This research implements machine learning methodologies to develop a predictive model for stroke risk assessment utilizing clinical and demographic features. The study addresses the critical healthcare challenge of early stroke detection through advanced statistical modeling and machine learning techniques.
The dataset comprises heterogeneous patient records with continuous and categorical variables. The target variable exhibits class imbalance with a 1:10 ratio of stroke to non-stroke cases, as illustrated in Figure 1.
Figure 1: Distribution of target variable demonstrating class imbalance
The dataset includes both continuous and categorical variables:
- Continuous Variables: age, average glucose level, BMI
- Categorical Variables: gender, residence type, work type, marital status, smoking status
Distribution analysis of key continuous variables revealed significant patterns, as shown in Figure 2.
Figure 2: Distribution of average glucose levels across the patient population
- Continuous Variables:
- Standardization applied
- Missing value imputation via median substitution
- Categorical Variables:
- One-hot encoding implementation
- Mode-based imputation for missing values
Multiple classification algorithms were evaluated:
- Logistic Regression with balanced class weights
- Random Forest with class-weight optimization
- XGBoost with gradient boosting
- Synthetic Minority Over-sampling Technique (SMOTE) combined with Logistic Regression
Models were assessed using multiple metrics, with the Random Forest classifier's performance illustrated in Figures 3 and 4.
Figure 3: ROC curve demonstrating model discrimination capability
Figure 4: Precision-Recall curve highlighting model performance on imbalanced data
The confusion matrix (Figure 5) provides detailed insight into the model's classification performance.
Figure 5: Confusion matrix showing classification outcomes
Probability calibration analysis (Figure 6) revealed slight underconfidence in probability estimates.
Figure 6: Calibration curve showing probability estimation reliability
Analysis revealed age, blood pressure, and glucose levels as primary predictive indicators, consistent with established clinical literature (Figure 7).

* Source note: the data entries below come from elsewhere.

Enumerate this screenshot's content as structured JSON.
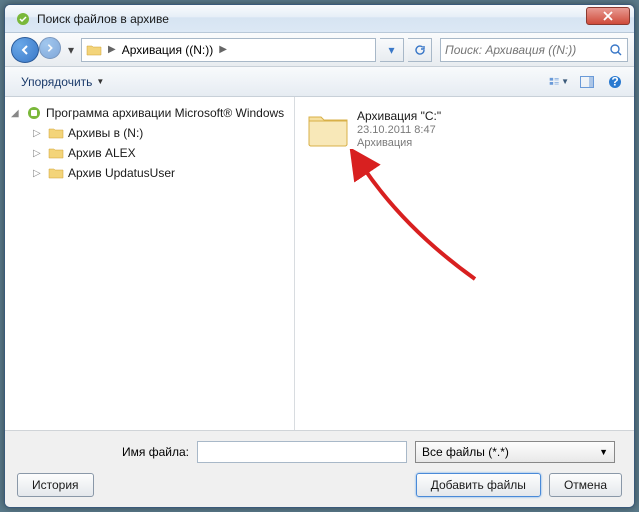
{
  "window": {
    "title": "Поиск файлов в архиве"
  },
  "breadcrumb": {
    "segments": [
      "",
      "Архивация ((N:))",
      ""
    ]
  },
  "search": {
    "placeholder": "Поиск: Архивация ((N:))"
  },
  "toolbar": {
    "organize": "Упорядочить"
  },
  "sidebar": {
    "root": "Программа архивации Microsoft® Windows",
    "items": [
      {
        "label": "Архивы в (N:)"
      },
      {
        "label": "Архив ALEX"
      },
      {
        "label": "Архив UpdatusUser"
      }
    ]
  },
  "content": {
    "item": {
      "name": "Архивация \"C:\"",
      "date": "23.10.2011 8:47",
      "type": "Архивация"
    }
  },
  "footer": {
    "filename_label": "Имя файла:",
    "filename_value": "",
    "filetype": "Все файлы (*.*)",
    "history": "История",
    "add": "Добавить файлы",
    "cancel": "Отмена"
  }
}
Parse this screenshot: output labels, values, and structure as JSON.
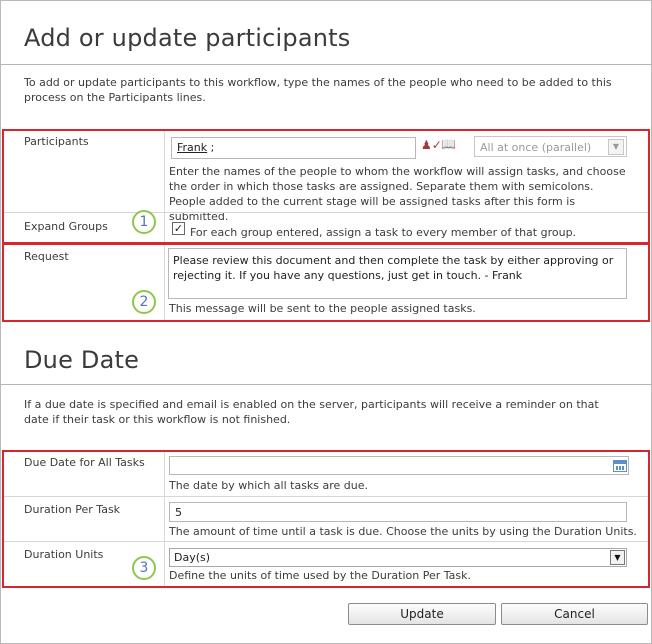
{
  "section1": {
    "title": "Add or update participants",
    "description": "To add or update participants to this workflow, type the names of the people who need to be added to this process on the Participants lines."
  },
  "participants": {
    "label": "Participants",
    "value_name": "Frank",
    "value_suffix": " ;",
    "order_select": "All at once (parallel)",
    "help": "Enter the names of the people to whom the workflow will assign tasks, and choose the order in which those tasks are assigned. Separate them with semicolons. People added to the current stage will be assigned tasks after this form is submitted."
  },
  "expand_groups": {
    "label": "Expand Groups",
    "checkbox_text": "For each group entered, assign a task to every member of that group.",
    "checked": true
  },
  "request": {
    "label": "Request",
    "value": "Please review this document and then complete the task by either approving or rejecting it. If you have any questions, just get in touch. - Frank",
    "help": "This message will be sent to the people assigned tasks."
  },
  "section2": {
    "title": "Due Date",
    "description": "If a due date is specified and email is enabled on the server, participants will receive a reminder on that date if their task or this workflow is not finished."
  },
  "due_date": {
    "label": "Due Date for All Tasks",
    "value": "",
    "help": "The date by which all tasks are due."
  },
  "duration": {
    "label": "Duration Per Task",
    "value": "5",
    "help": "The amount of time until a task is due. Choose the units by using the Duration Units."
  },
  "duration_units": {
    "label": "Duration Units",
    "value": "Day(s)",
    "help": "Define the units of time used by the Duration Per Task."
  },
  "callouts": [
    "1",
    "2",
    "3"
  ],
  "buttons": {
    "update": "Update",
    "cancel": "Cancel"
  },
  "colors": {
    "highlight_border": "#d8262f",
    "callout_ring": "#8fc74a",
    "callout_text": "#4f79b5"
  }
}
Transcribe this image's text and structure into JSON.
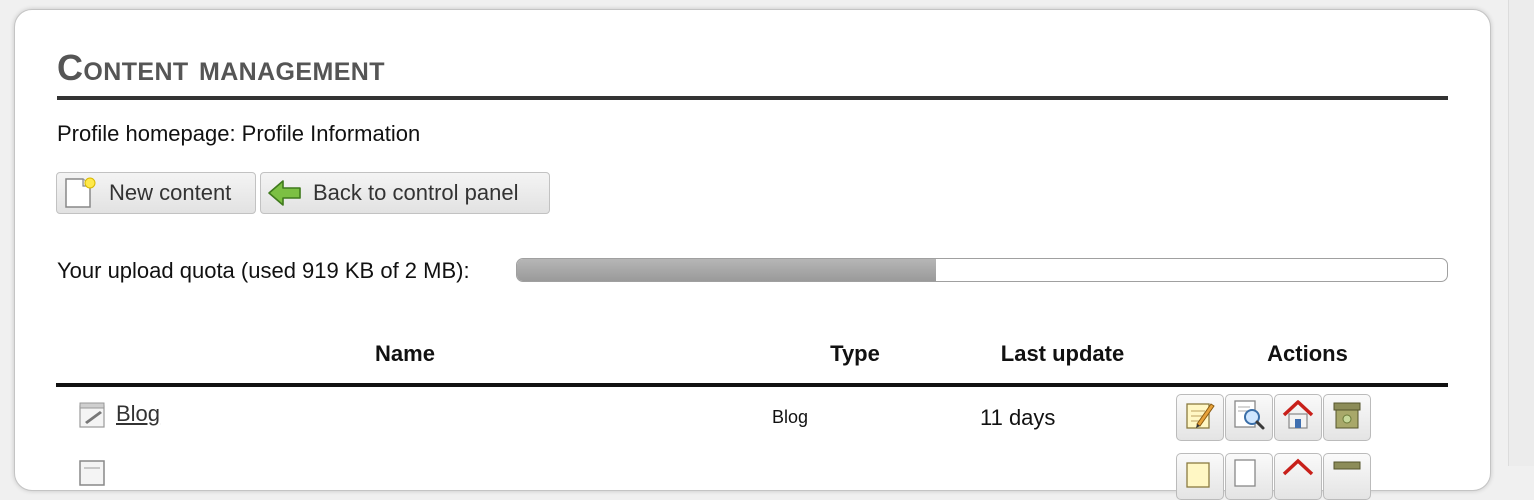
{
  "page": {
    "title": "Content management",
    "profile_line": "Profile homepage: Profile Information"
  },
  "toolbar": {
    "new_content_label": "New content",
    "new_content_icon": "new-document-icon",
    "back_label": "Back to control panel",
    "back_icon": "green-arrow-left-icon"
  },
  "quota": {
    "label": "Your upload quota (used 919 KB of 2 MB):",
    "used_fraction": 0.45
  },
  "table": {
    "columns": {
      "name": "Name",
      "type": "Type",
      "last_update": "Last update",
      "actions": "Actions"
    },
    "rows": [
      {
        "icon": "blog-icon",
        "name": "Blog",
        "type": "Blog",
        "last_update": "11 days",
        "actions": [
          "edit-icon",
          "preview-icon",
          "home-icon",
          "archive-icon"
        ]
      },
      {
        "icon": "document-icon",
        "name": "",
        "type": "",
        "last_update": "",
        "actions": [
          "edit-icon",
          "preview-icon",
          "home-icon",
          "archive-icon"
        ]
      }
    ]
  }
}
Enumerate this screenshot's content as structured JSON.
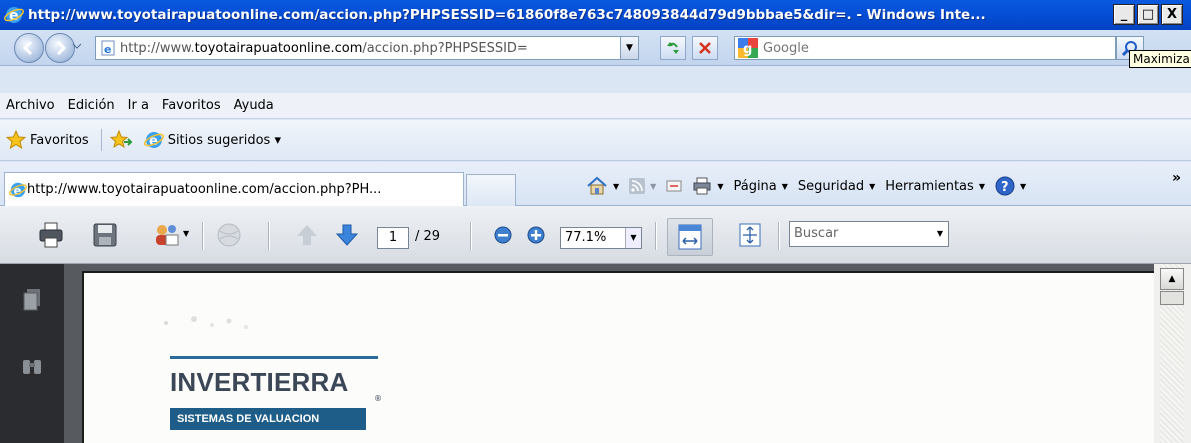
{
  "window": {
    "title": "http://www.toyotairapuatoonline.com/accion.php?PHPSESSID=61860f8e763c748093844d79d9bbbae5&dir=. - Windows Inte...",
    "minimize": "_",
    "maximize": "□",
    "close": "X",
    "tooltip": "Maximizar"
  },
  "addressbar": {
    "url_prefix": "http://www.",
    "url_domain": "toyotairapuatoonline.com",
    "url_suffix": "/accion.php?PHPSESSID="
  },
  "search": {
    "placeholder": "Google"
  },
  "menu": {
    "items": [
      "Archivo",
      "Edición",
      "Ir a",
      "Favoritos",
      "Ayuda"
    ]
  },
  "favorites": {
    "favorites_label": "Favoritos",
    "suggested_label": "Sitios sugeridos ▾"
  },
  "tabs": {
    "active_title": "http://www.toyotairapuatoonline.com/accion.php?PH..."
  },
  "commands": {
    "page": "Página",
    "security": "Seguridad",
    "tools": "Herramientas",
    "more": "»"
  },
  "pdf_toolbar": {
    "current_page": "1",
    "page_count": "/ 29",
    "zoom": "77.1%",
    "search_placeholder": "Buscar"
  },
  "document": {
    "logo_name": "INVERTIERRA",
    "logo_registered": "®",
    "logo_tagline": "SISTEMAS DE VALUACION"
  },
  "colors": {
    "titlebar": "#0550d8",
    "logo_blue": "#1e5d88",
    "logo_text": "#3b4656"
  }
}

Figure 7: Feature importance rankings from Random Forest classifier
The Random Forest classifier demonstrated superior performance in balancing sensitivity and specificity. However, identification of certain stroke cases remains challenging, as evidenced by the confusion matrix metrics (14 true positives versus 37 false negatives). The study's findings contribute to the growing body of literature on machine learning applications in preventive healthcare.
The research highlights the potential and limitations of machine learning in clinical prediction tasks, suggesting areas for future investigation in feature engineering and model optimization.